There's a community bike workshop in Wellington, at 128 Abel Smith St. Arthur and his team of volunteers can sort you out with a bike and repairs.
Mechanical Tempest: http://anarchism.net.nz/node/55
2-5pm (every Wednesday and Thursday) at 128 Abel Smith St. Come and build, fix or buy a bike. Tools, parts and bike geeks provided. Contact 04 389 4710

there's a programme like this in Boulder Colorado called community cycles (CC).

CC is a non-profit organization of bicycle enthusiasts whose mission is to educate and advocate for the safe use of bicycles as an affordable, viable and sustainable means of transportation and personal enjoyment within our community.

CC provides re-cycled bikes and a welcoming space to learn about bicycle repair, maintenance and operation through outreach and advocacy activities.

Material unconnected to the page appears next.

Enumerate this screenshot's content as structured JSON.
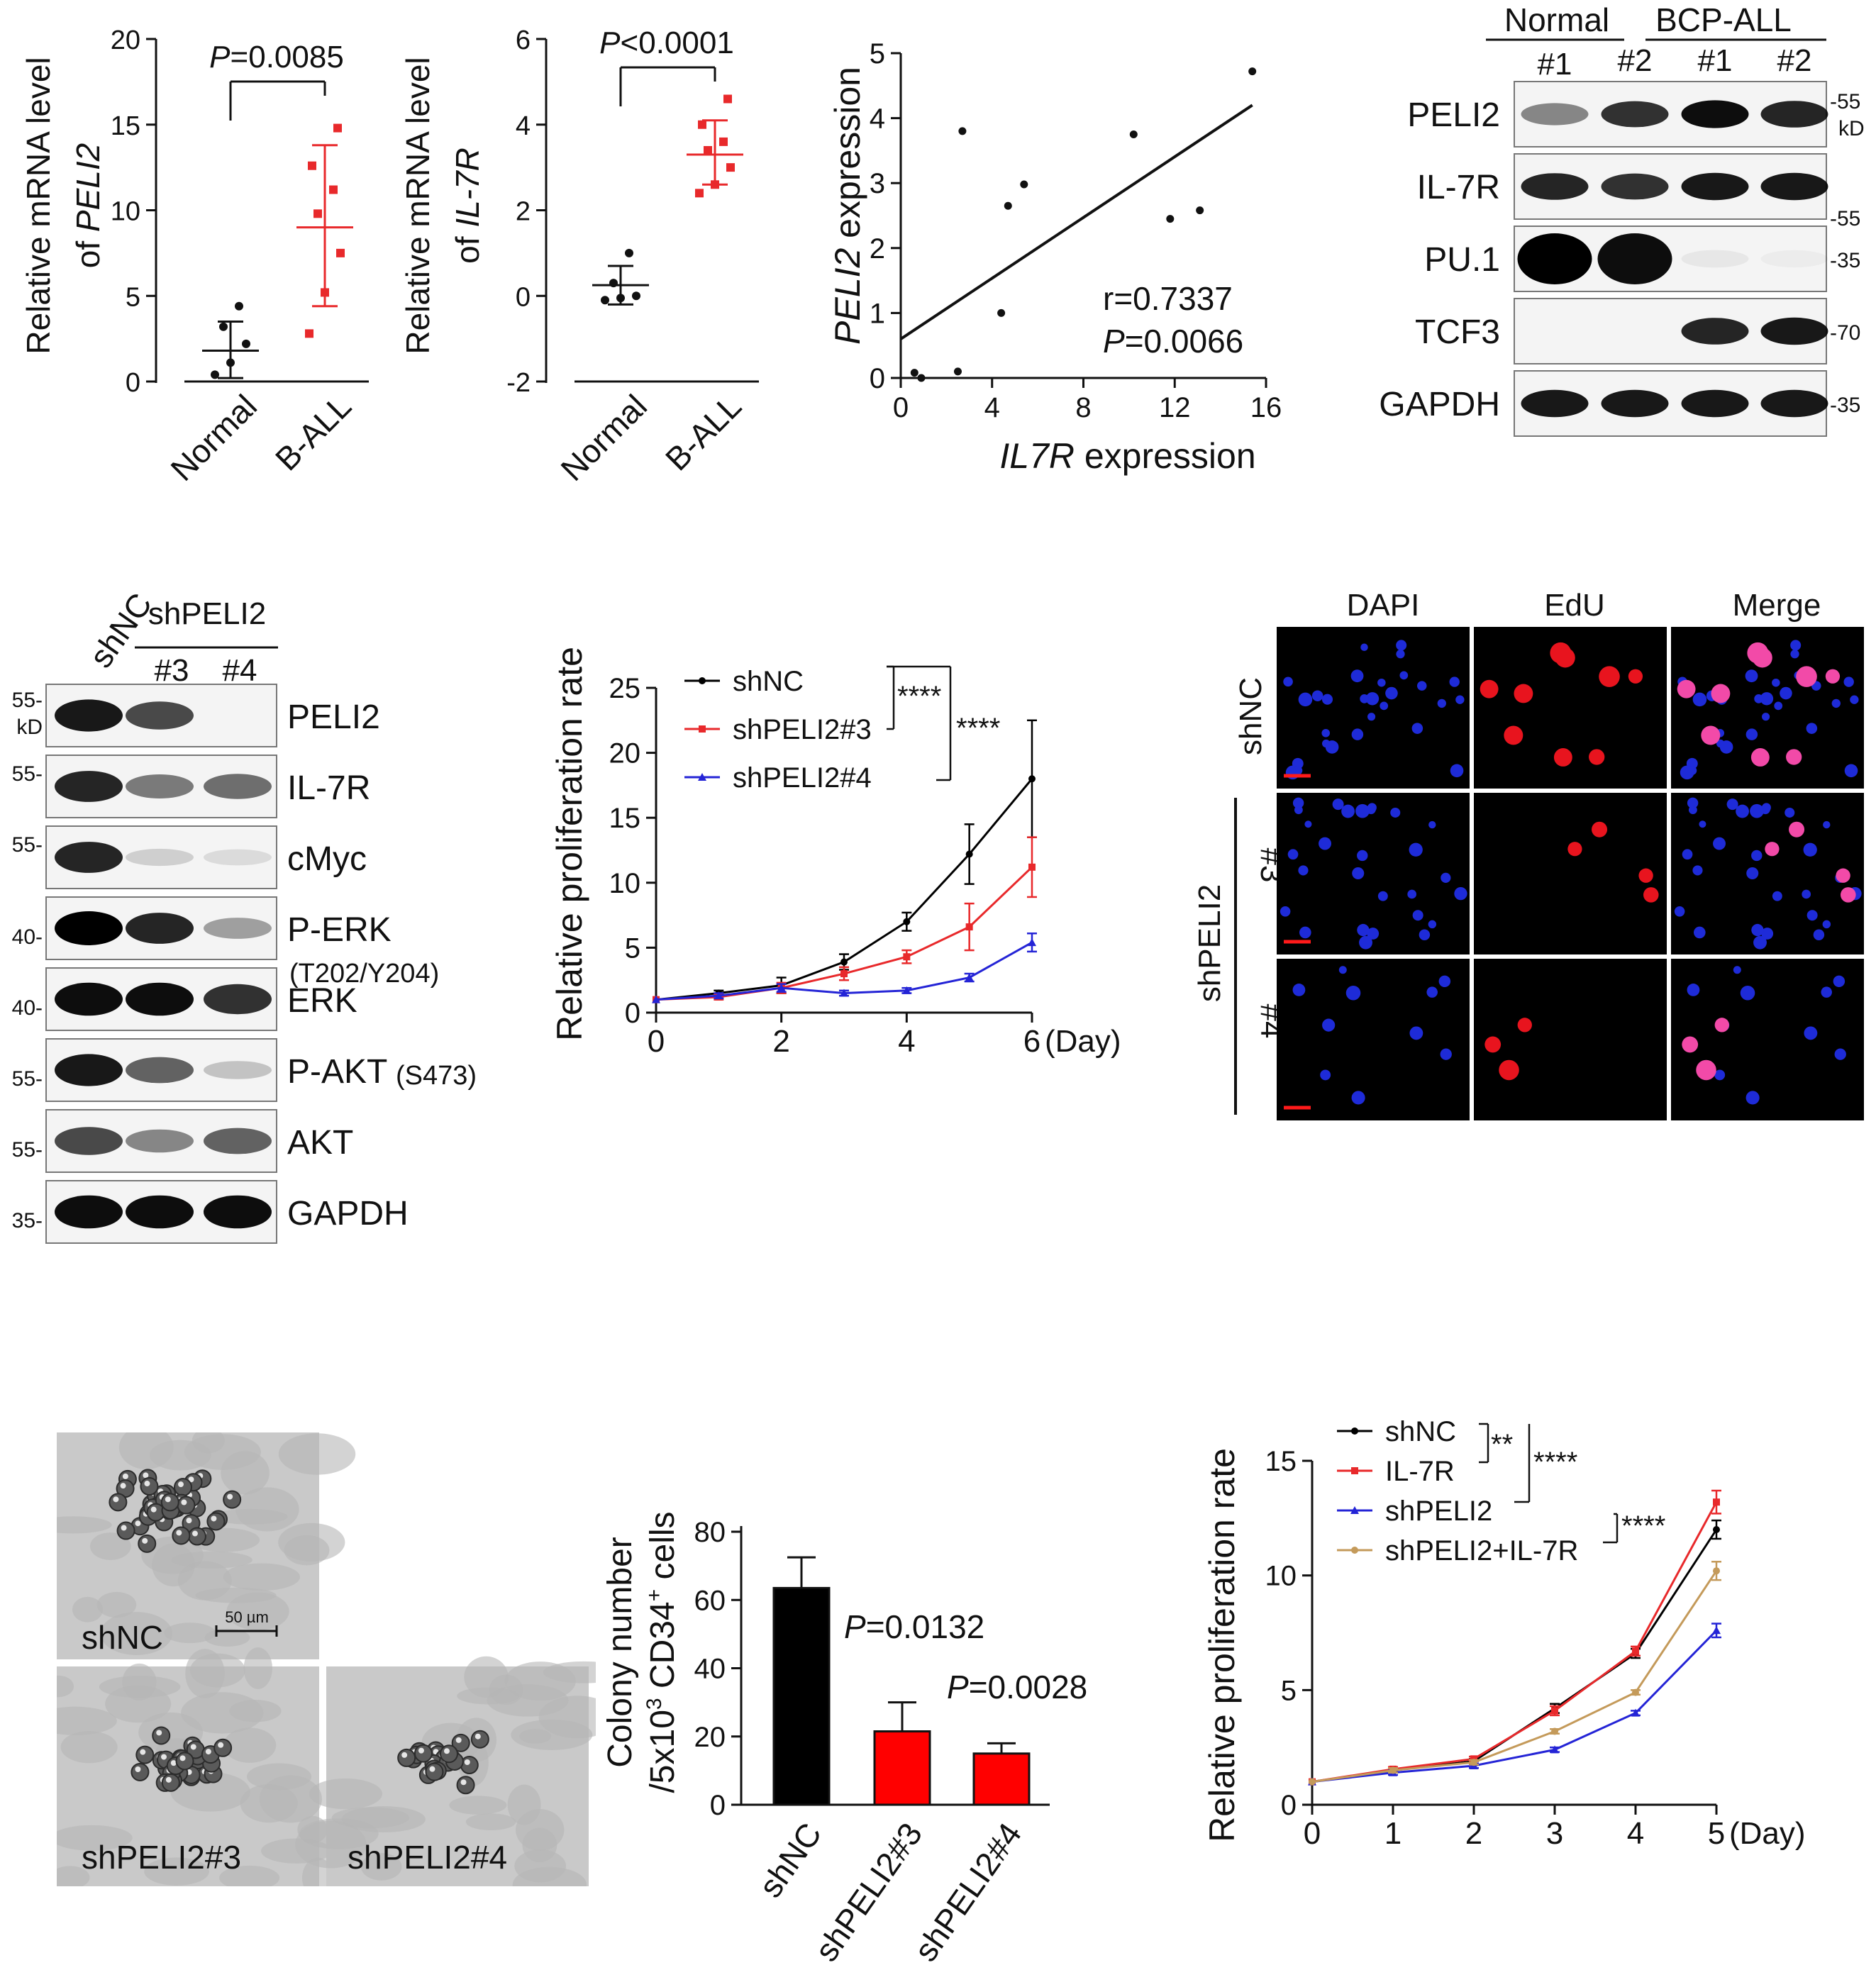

In one of their programs, for a few hours of volunteer help, you earn a reconditioned bike,

Read more about them here

Stephen Wood , based in Central Otago

Thanks for that info Patrick. There are actually community bicycle initiatives in many major cities. There is a website devoted to supporting community bike shops / bicycle collectives at: http://www.bikecollectives.org/

Even a bike collective wiki page: http://www.bikecollectives.org/wiki/index.php?title=Main_Page

very inspiring stuff

Interesting to have a round up of ideas for community bike programmes in New Zealand. Many CAN members will know Cycle Action Auckland member Bruce O'Halloran's work with young people, recent immigrants to New Zealand, and other community groups, in his bike shop and workshop Adventure Cycles. Not quite the same as the bike kitchen idea, but travelling the same road.